RTSP/File → FrameGrabber thread (ring buffer + latest frame)
                ├─ All frames → ring buffer (last 30s)
                └─ Latest frame → main thread (every 1s)
                      ├─ YOLO: person count >= 2?
                      │    ├─ No → skip, clear frame buffer
                      │    └─ Yes → collect N frames (gap=0.5s)
                      │              → LLM conflict analysis
                      │              ├─ No conflict → continue
                      │              └─ Conflict detected:
                      │                   → wait clip_after seconds
                      │                   → export video clip from ring buffer
                      │                   → output JSON to stdout
                      │                   → exit(10)
                      └─ Timeout → exit(0)

OpenClaw drives the loop:
  run script → wait for exit → parse stdout → report to user → re-run script

Launch Checklist (Dual-channel Active Push)
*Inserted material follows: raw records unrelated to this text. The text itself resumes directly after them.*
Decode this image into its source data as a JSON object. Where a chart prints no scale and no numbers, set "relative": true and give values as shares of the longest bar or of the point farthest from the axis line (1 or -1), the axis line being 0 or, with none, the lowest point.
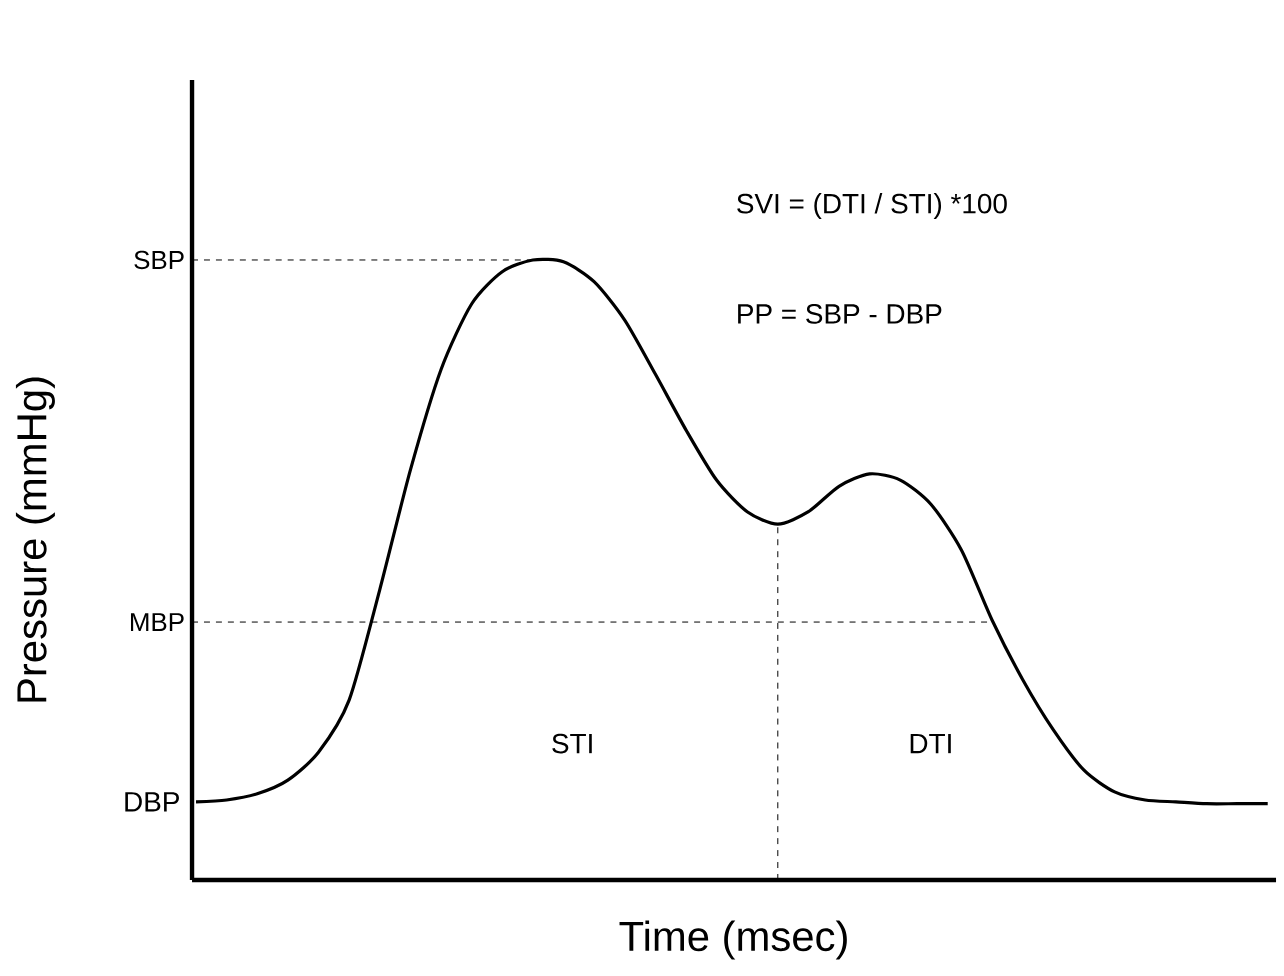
{
  "chart_data": {
    "type": "line",
    "relative": true,
    "xlabel": "Time (msec)",
    "ylabel": "Pressure (mmHg)",
    "categories": [
      null,
      null,
      null,
      null,
      null,
      null,
      null,
      null,
      null,
      null,
      null,
      null,
      null,
      null,
      null,
      null,
      null,
      null,
      null,
      null,
      null,
      null,
      null,
      null,
      null,
      null,
      null,
      null,
      null,
      null,
      null,
      null,
      null,
      null,
      null,
      null
    ],
    "series": [
      {
        "color": "#000000",
        "values": [
          0.126,
          0.129,
          0.139,
          0.161,
          0.206,
          0.29,
          0.468,
          0.661,
          0.823,
          0.929,
          0.981,
          1,
          0.997,
          0.965,
          0.903,
          0.816,
          0.726,
          0.645,
          0.594,
          0.574,
          0.594,
          0.635,
          0.655,
          0.645,
          0.606,
          0.532,
          0.419,
          0.323,
          0.242,
          0.177,
          0.142,
          0.129,
          0.126,
          0.123,
          0.123,
          0.123
        ]
      }
    ],
    "ref_lines": [
      {
        "axis": "y",
        "value": 1,
        "label": "SBP",
        "line_style": "dashed"
      },
      {
        "axis": "y",
        "value": 0.416,
        "label": "MBP",
        "line_style": "dashed"
      }
    ],
    "annotations": [
      "STI",
      "DTI",
      "SVI = (DTI / STI) *100",
      "PP = SBP - DBP",
      "DBP"
    ]
  }
}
This skill pushes every alarm through three redundant channels (see Alarm Delivery Channels above): stdout+exit(10), inbox file, and Feishu webhook. Before launching the detector, the agent MUST verify:

  • FEISHU_WEBHOOK_URL env var is set (or --feishu_webhook is passed). If not, warn the user that phone push is disabled — chat-window push still works via stdout+exit(10) and the inbox file.
  • alerts/ directory is writable so pending.jsonl can be appended.
  • space/HEARTBEAT.md still contains the conflict-detection inbox task; on every heartbeat, read kami-conflict-detection/alerts/pending.jsonl, if non-empty send a proactive summary to the user then MOVE (not delete) the file to alerts/consumed/<timestamp>.jsonl. If empty, reply HEARTBEAT_OK.
  • Previous run's alerts/pending.jsonl has been consumed (or archived) to avoid re-reporting stale alarms.
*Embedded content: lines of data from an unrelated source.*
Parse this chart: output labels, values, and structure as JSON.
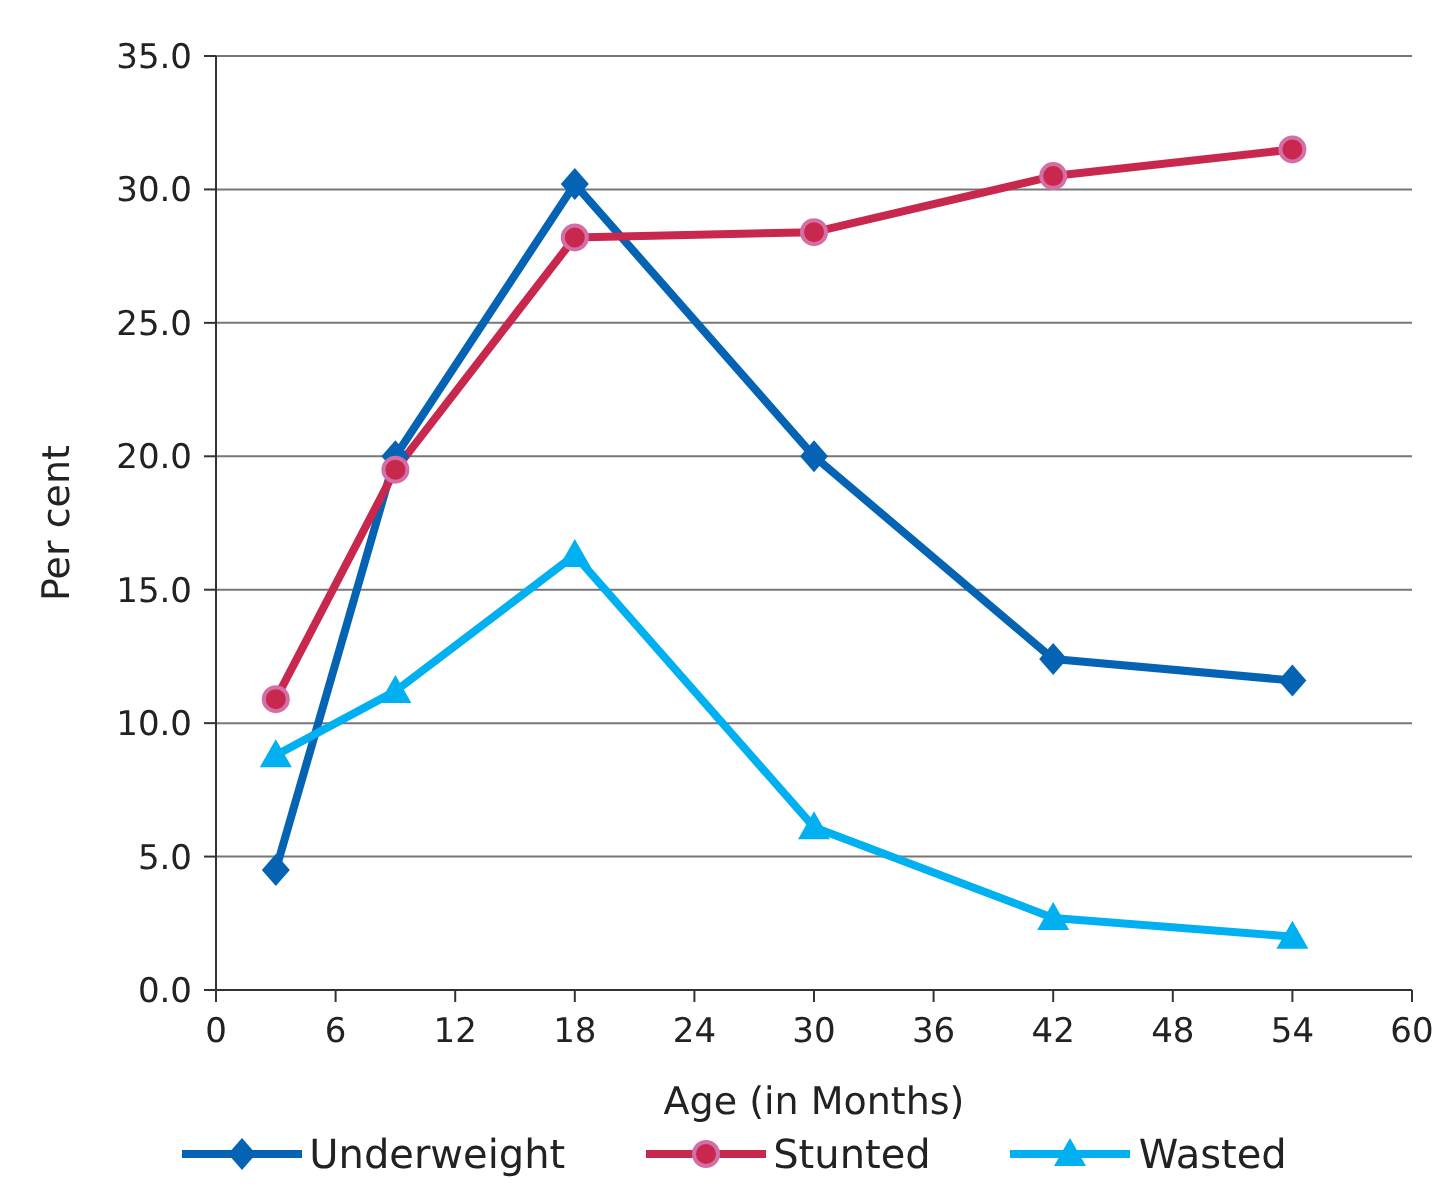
{
  "chart_data": {
    "type": "line",
    "xlabel": "Age (in Months)",
    "ylabel": "Per cent",
    "x": [
      3,
      9,
      18,
      30,
      42,
      54
    ],
    "xlim": [
      0,
      60
    ],
    "xticks": [
      0,
      6,
      12,
      18,
      24,
      30,
      36,
      42,
      48,
      54,
      60
    ],
    "ylim": [
      0,
      35
    ],
    "yticks": [
      {
        "value": 0,
        "label": "0.0"
      },
      {
        "value": 5,
        "label": "5.0"
      },
      {
        "value": 10,
        "label": "10.0"
      },
      {
        "value": 15,
        "label": "15.0"
      },
      {
        "value": 20,
        "label": "20.0"
      },
      {
        "value": 25,
        "label": "25.0"
      },
      {
        "value": 30,
        "label": "30.0"
      },
      {
        "value": 35,
        "label": "35.0"
      }
    ],
    "grid": "y",
    "legend": "bottom",
    "line_style": "solid",
    "series": [
      {
        "name": "Underweight",
        "color": "#0563b4",
        "marker": "diamond",
        "values": [
          4.5,
          20.0,
          30.2,
          20.0,
          12.4,
          11.6
        ]
      },
      {
        "name": "Stunted",
        "color": "#c8284d",
        "marker": "circle",
        "values": [
          10.9,
          19.5,
          28.2,
          28.4,
          30.5,
          31.5
        ]
      },
      {
        "name": "Wasted",
        "color": "#00b0f0",
        "marker": "triangle",
        "values": [
          8.8,
          11.2,
          16.3,
          6.1,
          2.7,
          2.0
        ]
      }
    ]
  }
}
Never rely on tailing stdout to report alarms — the agent is only invoked on user messages / heartbeats, so real-time stdout watching is impossible.
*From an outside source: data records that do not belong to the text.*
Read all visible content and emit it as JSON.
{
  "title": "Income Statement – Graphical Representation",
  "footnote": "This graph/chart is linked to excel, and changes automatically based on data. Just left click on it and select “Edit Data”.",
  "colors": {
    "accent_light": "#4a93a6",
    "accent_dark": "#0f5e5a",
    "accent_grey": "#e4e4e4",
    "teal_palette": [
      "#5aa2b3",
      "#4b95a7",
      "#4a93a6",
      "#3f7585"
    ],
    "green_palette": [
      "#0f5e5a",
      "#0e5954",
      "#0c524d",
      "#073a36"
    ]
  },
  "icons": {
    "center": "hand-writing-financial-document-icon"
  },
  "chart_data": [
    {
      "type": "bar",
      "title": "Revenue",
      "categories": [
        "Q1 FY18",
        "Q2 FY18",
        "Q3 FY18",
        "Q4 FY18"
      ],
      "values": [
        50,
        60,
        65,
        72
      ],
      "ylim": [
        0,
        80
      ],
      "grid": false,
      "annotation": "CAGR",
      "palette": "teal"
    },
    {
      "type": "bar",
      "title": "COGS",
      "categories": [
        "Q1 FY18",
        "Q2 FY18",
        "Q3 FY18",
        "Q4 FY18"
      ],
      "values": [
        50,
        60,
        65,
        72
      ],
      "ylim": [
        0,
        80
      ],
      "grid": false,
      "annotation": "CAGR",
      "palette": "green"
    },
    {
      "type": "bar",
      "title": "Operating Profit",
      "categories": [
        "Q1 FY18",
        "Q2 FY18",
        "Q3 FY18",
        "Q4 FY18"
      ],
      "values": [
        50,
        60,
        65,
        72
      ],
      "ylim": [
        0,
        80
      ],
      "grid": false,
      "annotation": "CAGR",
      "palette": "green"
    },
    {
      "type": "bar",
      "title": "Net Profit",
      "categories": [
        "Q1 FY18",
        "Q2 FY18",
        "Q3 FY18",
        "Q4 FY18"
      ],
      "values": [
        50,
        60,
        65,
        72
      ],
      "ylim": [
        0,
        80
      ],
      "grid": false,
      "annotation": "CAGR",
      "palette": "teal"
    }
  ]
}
Strict Rules (MUST Follow)

  • RULE: Alarms flow via (a) stdout+exit(10) → OpenClaw → chat, (b) inbox file → heartbeat → chat, (c) Feishu webhook → user's phone. Never rely solely on one channel.
  • RULE: Every heartbeat consumes alerts/pending.jsonl; non-empty → proactive chat summary; empty → HEARTBEAT_OK.
  • RULE: Consumed alarms are MOVED to alerts/consumed/, not deleted.
  • RULE: Verify FEISHU_WEBHOOK_URL before launch; warn the user if missing (phone push disabled, chat push still active).
  • RULE: On exit code 10, OpenClaw MUST restart the script immediately to continue monitoring.

Troubleshooting

Virtual environment not found → Run bash setup.sh

Model file missing → Place yolov8s-worldv2.onnx in the skill directory

RTSP connection failure → Verify camera is online, check --rtsp_url, confirm network connectivity

LLM API failure → Check --kami_api_key is correct, or set via export KAMI_API_KEY=your-key. If you don't have a key, register at https://kamiclaw-skill.kamihome.com. Verify network access to the detection API endpoint.

No alerts generated → Check conflict_detector.log for details. Common causes: fewer than 2 people in frame, confidence threshold too high (try lowering --conf_threshold).

Script exits immediately with code 1 → Check log for error details. Common causes: model file missing, RTSP URL unreachable, API key not set.

OpenClaw restart loop too fast → If the script keeps detecting events immediately on restart, consider increasing --sample_interval or adding a brief delay between restarts.